I am extremely grateful for the expert group’s work. I published the summary report and recommendations on 26 September 2023. Today, as I am publishing the Welsh Government’s new Child Poverty Strategy, I am setting out our approach to the recommendations which fall to us.
I am very pleased the Child Poverty Strategy takes forward a number of the expert group’s recommendations, particularly the immediate recommendation relating to maximising people’s income and the longer-term recommendation to align of our cost-of-living work with wider anti-poverty initiatives and actions.
We have taken immediate action in response to many of the recommendations where the expert group said swift action would help benefit people in Wales during this ongoing cost-of living crisis. We are:
- Publishing the Welsh Benefit Charter, endorsed by the WLGA and all 22 Local Authorities.
- Reviewing the current water social tariff guidance and we continue to press the UK Government to introduce a social tariff for energy and to do more on protecting those on Pre-payment meters.
- Continuing the roll out of free school meals in all primary schools in Wales as part of the Co-operation Agreement – more than 15m additional free school meals have been served since the launch in September 2022
- Committed to growing the School Holiday Enrichment Programme (SHEP). In the school summer holidays in 2023, 265 schools took part in 175 SHEP schemes providing 11,100 places for children each operating day.
- Extending the Nest scheme as we procure the new Warm Homes scheme for April 2024.
- Calling on the UK Government to increase Local Housing Allowance rates to be set at the 50th percentile.
- Protecting funding for the Discretionary Assistance Fund and the Council Tax Reduction Scheme, in the face of an exceptionally difficult financial climate.
We are committed to doing everything we can to support people through the ongoing cost-of-living crisis, to mitigate the worst of its impacts, but also through the action we take to prevent people from experiencing poverty in the first place.
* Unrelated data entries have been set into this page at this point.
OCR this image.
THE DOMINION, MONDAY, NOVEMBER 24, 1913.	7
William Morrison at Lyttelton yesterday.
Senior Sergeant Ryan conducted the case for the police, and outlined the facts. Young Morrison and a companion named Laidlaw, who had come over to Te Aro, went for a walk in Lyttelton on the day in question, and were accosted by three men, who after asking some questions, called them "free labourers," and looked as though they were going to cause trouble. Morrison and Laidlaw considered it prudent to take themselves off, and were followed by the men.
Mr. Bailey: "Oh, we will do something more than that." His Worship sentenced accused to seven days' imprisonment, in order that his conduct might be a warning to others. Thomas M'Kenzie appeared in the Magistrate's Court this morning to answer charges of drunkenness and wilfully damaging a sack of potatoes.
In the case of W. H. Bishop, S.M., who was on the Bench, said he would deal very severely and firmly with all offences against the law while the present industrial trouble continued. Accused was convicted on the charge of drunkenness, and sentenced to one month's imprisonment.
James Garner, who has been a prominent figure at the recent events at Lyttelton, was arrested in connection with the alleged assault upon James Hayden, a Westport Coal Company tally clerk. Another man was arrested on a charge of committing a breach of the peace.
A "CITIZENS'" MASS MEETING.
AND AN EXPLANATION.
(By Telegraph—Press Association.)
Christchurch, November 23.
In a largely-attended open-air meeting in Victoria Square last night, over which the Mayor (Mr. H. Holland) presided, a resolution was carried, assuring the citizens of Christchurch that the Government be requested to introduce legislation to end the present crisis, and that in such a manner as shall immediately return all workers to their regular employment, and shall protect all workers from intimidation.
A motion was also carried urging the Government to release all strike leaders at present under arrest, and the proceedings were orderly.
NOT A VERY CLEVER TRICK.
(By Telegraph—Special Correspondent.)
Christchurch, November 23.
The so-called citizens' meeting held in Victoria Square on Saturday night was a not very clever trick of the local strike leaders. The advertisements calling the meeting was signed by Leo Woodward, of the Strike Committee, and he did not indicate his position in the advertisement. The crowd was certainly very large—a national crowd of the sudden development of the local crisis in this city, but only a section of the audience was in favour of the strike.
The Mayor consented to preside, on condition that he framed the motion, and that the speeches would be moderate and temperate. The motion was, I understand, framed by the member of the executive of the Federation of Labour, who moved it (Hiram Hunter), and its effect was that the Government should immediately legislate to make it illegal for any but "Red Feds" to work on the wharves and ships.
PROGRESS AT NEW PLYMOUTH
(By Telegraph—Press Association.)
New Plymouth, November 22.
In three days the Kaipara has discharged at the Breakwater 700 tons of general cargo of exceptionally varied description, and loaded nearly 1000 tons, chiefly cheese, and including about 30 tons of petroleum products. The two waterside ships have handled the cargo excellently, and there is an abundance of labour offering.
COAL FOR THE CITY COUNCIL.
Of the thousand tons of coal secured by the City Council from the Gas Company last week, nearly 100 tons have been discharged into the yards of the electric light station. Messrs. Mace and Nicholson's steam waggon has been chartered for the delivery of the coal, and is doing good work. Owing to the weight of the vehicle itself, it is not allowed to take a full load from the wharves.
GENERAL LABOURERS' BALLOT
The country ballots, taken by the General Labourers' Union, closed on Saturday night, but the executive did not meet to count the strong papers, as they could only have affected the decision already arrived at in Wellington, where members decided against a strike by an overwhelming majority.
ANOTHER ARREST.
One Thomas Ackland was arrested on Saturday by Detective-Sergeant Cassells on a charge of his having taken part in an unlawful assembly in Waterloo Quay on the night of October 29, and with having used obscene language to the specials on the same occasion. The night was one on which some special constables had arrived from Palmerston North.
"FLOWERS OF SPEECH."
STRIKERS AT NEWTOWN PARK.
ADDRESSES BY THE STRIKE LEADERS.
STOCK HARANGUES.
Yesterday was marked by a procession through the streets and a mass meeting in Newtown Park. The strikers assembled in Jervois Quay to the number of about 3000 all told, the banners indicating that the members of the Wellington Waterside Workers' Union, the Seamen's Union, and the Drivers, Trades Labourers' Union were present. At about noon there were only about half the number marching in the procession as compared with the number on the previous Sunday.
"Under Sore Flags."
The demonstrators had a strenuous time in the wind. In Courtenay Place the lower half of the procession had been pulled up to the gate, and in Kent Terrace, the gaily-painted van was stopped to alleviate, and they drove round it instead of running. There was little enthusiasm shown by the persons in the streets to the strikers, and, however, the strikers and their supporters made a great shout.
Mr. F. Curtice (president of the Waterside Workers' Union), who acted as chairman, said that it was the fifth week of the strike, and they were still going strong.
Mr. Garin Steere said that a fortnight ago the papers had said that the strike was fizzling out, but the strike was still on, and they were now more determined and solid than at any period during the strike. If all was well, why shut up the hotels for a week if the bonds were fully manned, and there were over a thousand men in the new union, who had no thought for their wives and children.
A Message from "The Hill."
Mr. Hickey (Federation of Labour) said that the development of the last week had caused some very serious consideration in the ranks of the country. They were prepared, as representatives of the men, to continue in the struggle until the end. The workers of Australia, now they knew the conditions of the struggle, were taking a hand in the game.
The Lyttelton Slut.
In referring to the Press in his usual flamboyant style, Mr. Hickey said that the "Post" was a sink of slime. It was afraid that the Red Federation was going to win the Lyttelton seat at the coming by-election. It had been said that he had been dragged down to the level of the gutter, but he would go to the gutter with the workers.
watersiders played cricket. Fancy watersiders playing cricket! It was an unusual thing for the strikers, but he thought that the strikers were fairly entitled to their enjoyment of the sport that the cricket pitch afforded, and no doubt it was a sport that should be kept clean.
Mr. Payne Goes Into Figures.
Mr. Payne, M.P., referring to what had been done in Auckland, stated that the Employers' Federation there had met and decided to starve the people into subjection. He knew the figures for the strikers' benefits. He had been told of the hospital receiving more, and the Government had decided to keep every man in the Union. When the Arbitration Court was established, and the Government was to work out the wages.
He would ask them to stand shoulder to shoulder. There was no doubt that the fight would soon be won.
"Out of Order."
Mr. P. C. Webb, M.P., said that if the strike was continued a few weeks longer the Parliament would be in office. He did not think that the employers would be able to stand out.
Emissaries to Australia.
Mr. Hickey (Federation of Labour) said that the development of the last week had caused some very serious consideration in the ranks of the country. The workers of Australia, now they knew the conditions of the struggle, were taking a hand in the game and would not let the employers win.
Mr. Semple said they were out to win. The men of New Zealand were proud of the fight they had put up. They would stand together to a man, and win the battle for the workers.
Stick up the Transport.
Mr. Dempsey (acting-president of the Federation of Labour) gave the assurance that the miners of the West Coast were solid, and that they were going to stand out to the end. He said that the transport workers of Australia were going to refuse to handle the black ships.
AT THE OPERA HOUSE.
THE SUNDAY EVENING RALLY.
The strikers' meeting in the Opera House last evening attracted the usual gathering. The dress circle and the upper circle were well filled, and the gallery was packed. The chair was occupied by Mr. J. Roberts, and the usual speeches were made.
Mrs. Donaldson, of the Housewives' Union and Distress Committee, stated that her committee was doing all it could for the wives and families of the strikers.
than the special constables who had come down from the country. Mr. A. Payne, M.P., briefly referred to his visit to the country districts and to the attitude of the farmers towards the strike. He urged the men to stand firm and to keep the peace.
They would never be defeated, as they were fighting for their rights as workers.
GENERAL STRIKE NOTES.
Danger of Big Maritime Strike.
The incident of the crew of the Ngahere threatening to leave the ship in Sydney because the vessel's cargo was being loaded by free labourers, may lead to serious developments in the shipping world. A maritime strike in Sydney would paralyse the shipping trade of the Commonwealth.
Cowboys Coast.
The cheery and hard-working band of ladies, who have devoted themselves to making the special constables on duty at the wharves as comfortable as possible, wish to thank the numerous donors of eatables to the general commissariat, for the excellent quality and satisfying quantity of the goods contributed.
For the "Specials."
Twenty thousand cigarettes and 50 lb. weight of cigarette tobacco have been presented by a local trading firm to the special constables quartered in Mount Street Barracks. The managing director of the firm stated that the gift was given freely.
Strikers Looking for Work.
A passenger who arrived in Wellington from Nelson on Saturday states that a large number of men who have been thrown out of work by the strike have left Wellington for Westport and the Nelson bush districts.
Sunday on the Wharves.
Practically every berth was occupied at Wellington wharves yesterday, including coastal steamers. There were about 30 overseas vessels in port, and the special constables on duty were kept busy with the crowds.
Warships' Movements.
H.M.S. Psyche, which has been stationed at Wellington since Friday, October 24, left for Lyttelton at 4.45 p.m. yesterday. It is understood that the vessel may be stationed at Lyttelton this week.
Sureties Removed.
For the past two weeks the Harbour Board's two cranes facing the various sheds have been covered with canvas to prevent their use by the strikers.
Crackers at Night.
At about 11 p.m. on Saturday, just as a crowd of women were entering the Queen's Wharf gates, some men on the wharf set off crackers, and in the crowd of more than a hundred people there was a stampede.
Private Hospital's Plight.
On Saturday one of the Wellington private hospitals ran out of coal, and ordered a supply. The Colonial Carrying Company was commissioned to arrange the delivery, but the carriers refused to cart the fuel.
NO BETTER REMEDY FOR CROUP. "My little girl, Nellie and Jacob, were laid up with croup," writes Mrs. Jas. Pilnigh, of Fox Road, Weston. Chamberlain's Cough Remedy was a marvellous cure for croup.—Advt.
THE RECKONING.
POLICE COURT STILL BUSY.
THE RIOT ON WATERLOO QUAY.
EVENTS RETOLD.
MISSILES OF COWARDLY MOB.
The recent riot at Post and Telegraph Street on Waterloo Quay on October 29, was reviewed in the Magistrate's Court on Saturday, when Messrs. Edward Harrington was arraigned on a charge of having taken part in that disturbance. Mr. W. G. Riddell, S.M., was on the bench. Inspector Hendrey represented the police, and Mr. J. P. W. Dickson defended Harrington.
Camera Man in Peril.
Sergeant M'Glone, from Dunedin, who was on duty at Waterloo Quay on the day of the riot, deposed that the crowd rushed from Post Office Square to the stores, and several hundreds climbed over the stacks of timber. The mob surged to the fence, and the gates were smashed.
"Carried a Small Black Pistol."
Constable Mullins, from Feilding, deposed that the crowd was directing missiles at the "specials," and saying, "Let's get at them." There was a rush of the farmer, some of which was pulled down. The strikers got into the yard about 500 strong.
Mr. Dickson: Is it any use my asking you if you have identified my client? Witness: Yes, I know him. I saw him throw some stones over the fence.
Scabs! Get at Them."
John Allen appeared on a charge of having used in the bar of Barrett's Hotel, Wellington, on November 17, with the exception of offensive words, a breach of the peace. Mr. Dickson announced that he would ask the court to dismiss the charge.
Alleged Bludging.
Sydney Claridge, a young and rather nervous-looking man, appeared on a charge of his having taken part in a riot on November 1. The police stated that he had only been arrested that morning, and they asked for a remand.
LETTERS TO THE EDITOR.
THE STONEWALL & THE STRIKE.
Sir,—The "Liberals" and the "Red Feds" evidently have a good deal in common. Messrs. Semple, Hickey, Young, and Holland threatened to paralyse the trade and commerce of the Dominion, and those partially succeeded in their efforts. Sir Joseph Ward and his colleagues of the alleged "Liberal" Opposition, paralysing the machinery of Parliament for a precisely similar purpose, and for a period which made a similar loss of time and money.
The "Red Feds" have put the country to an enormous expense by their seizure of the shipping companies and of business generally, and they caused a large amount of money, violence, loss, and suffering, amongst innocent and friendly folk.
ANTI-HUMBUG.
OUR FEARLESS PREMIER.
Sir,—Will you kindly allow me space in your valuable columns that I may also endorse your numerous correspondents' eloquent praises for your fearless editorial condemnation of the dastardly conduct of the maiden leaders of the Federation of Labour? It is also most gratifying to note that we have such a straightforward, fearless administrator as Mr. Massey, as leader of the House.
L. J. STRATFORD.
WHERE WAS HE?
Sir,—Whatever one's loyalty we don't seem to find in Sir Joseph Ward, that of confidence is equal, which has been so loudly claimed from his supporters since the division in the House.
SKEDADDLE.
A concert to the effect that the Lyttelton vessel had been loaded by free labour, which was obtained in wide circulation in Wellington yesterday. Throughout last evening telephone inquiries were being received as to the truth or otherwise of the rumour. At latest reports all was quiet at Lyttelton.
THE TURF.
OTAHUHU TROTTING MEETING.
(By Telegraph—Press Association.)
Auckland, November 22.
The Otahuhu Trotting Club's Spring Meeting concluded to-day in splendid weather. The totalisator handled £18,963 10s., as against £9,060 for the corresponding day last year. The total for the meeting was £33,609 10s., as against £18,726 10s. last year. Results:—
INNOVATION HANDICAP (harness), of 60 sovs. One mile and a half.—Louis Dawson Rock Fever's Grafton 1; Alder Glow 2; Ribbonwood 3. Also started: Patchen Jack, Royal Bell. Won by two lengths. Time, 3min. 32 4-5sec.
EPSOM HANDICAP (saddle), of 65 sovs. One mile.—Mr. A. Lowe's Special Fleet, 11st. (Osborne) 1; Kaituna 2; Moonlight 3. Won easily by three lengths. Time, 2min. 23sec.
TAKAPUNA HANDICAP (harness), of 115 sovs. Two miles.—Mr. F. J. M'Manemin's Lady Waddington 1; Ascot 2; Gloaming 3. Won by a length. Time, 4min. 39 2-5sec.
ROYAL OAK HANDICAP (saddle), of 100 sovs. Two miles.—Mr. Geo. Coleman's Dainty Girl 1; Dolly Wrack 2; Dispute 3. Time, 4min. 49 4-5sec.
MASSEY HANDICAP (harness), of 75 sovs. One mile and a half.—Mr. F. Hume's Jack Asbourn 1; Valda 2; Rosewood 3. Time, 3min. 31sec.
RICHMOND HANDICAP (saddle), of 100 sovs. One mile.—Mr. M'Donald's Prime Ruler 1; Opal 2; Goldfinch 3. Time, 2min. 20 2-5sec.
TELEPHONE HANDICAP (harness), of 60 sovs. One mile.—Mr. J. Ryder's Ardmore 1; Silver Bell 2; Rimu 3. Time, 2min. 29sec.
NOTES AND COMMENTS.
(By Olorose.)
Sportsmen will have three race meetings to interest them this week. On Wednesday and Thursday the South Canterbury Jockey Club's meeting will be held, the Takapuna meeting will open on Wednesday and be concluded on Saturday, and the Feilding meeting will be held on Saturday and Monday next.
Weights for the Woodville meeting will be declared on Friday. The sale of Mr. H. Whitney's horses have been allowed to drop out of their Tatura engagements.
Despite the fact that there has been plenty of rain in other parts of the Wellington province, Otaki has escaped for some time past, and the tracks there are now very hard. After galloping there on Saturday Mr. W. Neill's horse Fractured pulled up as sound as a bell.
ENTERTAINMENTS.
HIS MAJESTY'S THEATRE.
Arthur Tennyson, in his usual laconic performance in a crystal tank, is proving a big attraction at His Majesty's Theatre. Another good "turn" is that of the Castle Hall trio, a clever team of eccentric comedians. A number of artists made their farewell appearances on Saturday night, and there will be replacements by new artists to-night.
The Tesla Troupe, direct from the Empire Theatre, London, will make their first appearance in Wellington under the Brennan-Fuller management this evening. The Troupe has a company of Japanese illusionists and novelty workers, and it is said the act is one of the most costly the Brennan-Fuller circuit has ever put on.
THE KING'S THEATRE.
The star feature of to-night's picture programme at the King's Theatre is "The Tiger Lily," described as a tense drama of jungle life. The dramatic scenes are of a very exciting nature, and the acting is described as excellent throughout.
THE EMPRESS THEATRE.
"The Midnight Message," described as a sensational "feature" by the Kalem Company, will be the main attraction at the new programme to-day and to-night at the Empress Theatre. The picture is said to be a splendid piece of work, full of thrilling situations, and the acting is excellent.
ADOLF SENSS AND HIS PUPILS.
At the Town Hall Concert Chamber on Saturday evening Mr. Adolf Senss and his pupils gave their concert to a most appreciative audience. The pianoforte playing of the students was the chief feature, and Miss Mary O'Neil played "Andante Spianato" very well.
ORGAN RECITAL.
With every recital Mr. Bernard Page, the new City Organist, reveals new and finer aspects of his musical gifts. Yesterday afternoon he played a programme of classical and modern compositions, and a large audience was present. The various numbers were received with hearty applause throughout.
This includes our Here to help - "Claim What’s Yours” campaigns and our advice services under the Single Advice Fund, our fuel Pre-payment vouchers, our support for emergency food aid and the Discretionary Assistance Fund, which provides emergency support for those in crisis.
But the extraordinarily difficult financial climate means we have had to take some extremely stark and painful decisions so we can we target our spending towards protecting public services and those at greatest need.
This means there are a number of recommendations, all involving significant funding commitments, which we will not be able to take forward currently because of the severe constraints on our budget in 2023-24 and 2024-25, and which will only be realised if significant additional funding becomes available.
We will however continue to explore these opportunities if the funding situation changes.